Einde inhoudsopgave
Verordening (EU) 2016/796 betreffende het Spoorwegbureau van de Europese Unie
Artikel 57 Uitsluiting en wraking
Geldend
Geldend vanaf 15-06-2016
- Bronpublicatie:
11-05-2016, PbEU 2016, L 138 (uitgifte: 26-05-2016, regelingnummer: 2016/796)
- Inwerkingtreding
15-06-2016
- Bronpublicatie inwerkingtreding:
11-05-2016, PbEU 2016, L 138 (uitgifte: 26-05-2016, regelingnummer: 2016/796)
- Vakgebied(en)
Informatierecht / Telecommunicatie
EU-recht / Instituties
Informatierecht / Europees informatierecht
Vervoersrecht / Railvervoer
Vervoersrecht / Europees vervoersrecht
1.
De leden van raden van beroep kunnen niet aan een beroeps- of arbitrageprocedure deelnemen indien zij daarbij enig persoonlijk belang hebben of voordien betrokken zijn geweest als vertegenwoordiger van een van de partijen in de procedure, dan wel indien zij betrokken waren bij de betwiste beslissing.
2.
Wanneer een lid van een kamer van beroep dat van mening is dat hijzelf of een ander lid om een van de redenen genoemd in lid 1 of om elke andere reden geen deel behoort te nemen aan een beroeps- of arbitrageprocedure, stelt dat lid de kamer van beroep daarvan in kennis, die op basis van de door de raad van bestuur vastgestelde voorschriften op grond van artikel 51, lid 1, onder s), een beslissing neemt over de uitsluiting.
3.
Elke partij bij de beroeps- of arbitrageprocedure kan overeenkomstig het op grond van artikel 55, lid 5, vastgestelde reglement voor de procesvoering een lid van de kamer van beroep wraken om elk van de in lid 1 van dit artikel genoemde redenen, of indien het lid in kwestie verdacht wordt van partijdigheid.

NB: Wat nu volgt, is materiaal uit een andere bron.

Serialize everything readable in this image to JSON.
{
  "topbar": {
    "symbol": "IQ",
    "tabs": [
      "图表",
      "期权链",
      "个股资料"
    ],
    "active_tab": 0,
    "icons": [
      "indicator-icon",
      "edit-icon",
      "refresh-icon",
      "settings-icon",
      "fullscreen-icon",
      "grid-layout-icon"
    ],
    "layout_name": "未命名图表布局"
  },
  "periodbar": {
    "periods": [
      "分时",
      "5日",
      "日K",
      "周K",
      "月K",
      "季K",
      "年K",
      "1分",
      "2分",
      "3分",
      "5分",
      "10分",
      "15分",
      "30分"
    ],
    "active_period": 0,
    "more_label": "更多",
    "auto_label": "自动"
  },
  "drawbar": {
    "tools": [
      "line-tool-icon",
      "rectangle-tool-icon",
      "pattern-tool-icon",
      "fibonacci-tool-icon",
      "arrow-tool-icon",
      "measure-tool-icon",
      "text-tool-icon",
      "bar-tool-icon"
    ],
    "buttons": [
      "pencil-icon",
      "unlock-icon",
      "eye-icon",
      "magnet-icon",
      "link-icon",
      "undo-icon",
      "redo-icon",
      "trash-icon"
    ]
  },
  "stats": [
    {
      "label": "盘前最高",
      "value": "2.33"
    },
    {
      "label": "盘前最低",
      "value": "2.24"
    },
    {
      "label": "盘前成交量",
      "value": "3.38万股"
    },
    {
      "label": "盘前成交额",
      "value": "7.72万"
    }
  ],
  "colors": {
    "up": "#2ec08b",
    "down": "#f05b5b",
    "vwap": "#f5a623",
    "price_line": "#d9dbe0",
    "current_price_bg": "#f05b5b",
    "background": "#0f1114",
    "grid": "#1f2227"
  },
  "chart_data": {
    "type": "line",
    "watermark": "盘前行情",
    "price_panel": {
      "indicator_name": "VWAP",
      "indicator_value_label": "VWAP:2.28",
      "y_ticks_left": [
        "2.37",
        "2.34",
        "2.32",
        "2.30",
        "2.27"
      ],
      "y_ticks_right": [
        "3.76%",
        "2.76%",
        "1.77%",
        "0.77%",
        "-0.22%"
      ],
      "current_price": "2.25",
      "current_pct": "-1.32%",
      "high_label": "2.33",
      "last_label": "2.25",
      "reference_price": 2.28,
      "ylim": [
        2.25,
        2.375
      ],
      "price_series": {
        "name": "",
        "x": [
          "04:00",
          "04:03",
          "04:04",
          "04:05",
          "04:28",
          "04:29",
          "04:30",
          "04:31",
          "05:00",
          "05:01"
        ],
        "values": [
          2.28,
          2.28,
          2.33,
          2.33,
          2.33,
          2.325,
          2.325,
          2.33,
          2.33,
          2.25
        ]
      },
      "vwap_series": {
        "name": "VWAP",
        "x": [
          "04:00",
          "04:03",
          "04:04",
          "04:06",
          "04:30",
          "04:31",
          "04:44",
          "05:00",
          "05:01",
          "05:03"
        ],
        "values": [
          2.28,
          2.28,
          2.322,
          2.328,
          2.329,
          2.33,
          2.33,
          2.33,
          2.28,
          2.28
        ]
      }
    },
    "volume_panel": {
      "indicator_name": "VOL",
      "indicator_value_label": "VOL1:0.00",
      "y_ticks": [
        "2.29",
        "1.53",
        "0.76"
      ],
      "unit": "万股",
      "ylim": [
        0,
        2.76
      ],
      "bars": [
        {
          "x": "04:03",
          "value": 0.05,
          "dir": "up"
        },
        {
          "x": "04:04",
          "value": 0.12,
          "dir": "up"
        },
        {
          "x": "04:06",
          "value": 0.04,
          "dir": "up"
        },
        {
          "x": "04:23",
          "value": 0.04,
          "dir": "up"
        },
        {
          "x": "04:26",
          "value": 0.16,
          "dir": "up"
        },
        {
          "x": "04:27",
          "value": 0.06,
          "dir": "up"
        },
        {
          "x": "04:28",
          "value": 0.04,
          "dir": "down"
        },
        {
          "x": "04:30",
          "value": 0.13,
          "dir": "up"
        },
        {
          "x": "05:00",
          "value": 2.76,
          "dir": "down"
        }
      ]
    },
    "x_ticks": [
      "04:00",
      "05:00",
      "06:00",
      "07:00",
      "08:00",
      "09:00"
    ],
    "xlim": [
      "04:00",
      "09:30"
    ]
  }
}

De wraking kan niet gegrond zijn op de nationaliteit van het betrokken lid.
4.
Een wraking als bedoeld in lid 3 wordt op straffe van niet-ontvankelijkheid voorafgaand aan de procedure voor de kamer van beroep gedaan of, wanneer na aanvang van die procedure kennis wordt genomen van de informatie die aan de wraking ten grondslag ligt, binnen de in het reglement voor de procesvoering van de kamer van beroep vastgelegde termijn. Het betrokken lid van de kamer van beroep wordt in kennis gesteld van de wrakingen vermeldt of hij er mee instemt te worden uitgesloten. Indien het lid niet instemt met zijn uitsluiting neemt de kamer van beroep binnen de in het reglement voor de procesvoering vastgelegde termijn, of bij ontstentenis van een antwoord, na het verstrijken van de vastgestelde termijn om te reageren, een beslissing.
5.
De kamer van beroep beslist in de in de leden 2, 3 en 4 bedoelde gevallen zonder deelname van het betrokken lid over de te nemen maatregelen. Bij het nemen van deze beslissing wordt het betrokken lid in de kamer van beroep vervangen door zijn plaatsvervanger. De raad van bestuur wordt in kennis gesteld van de beslissingen van de kamer van beroep.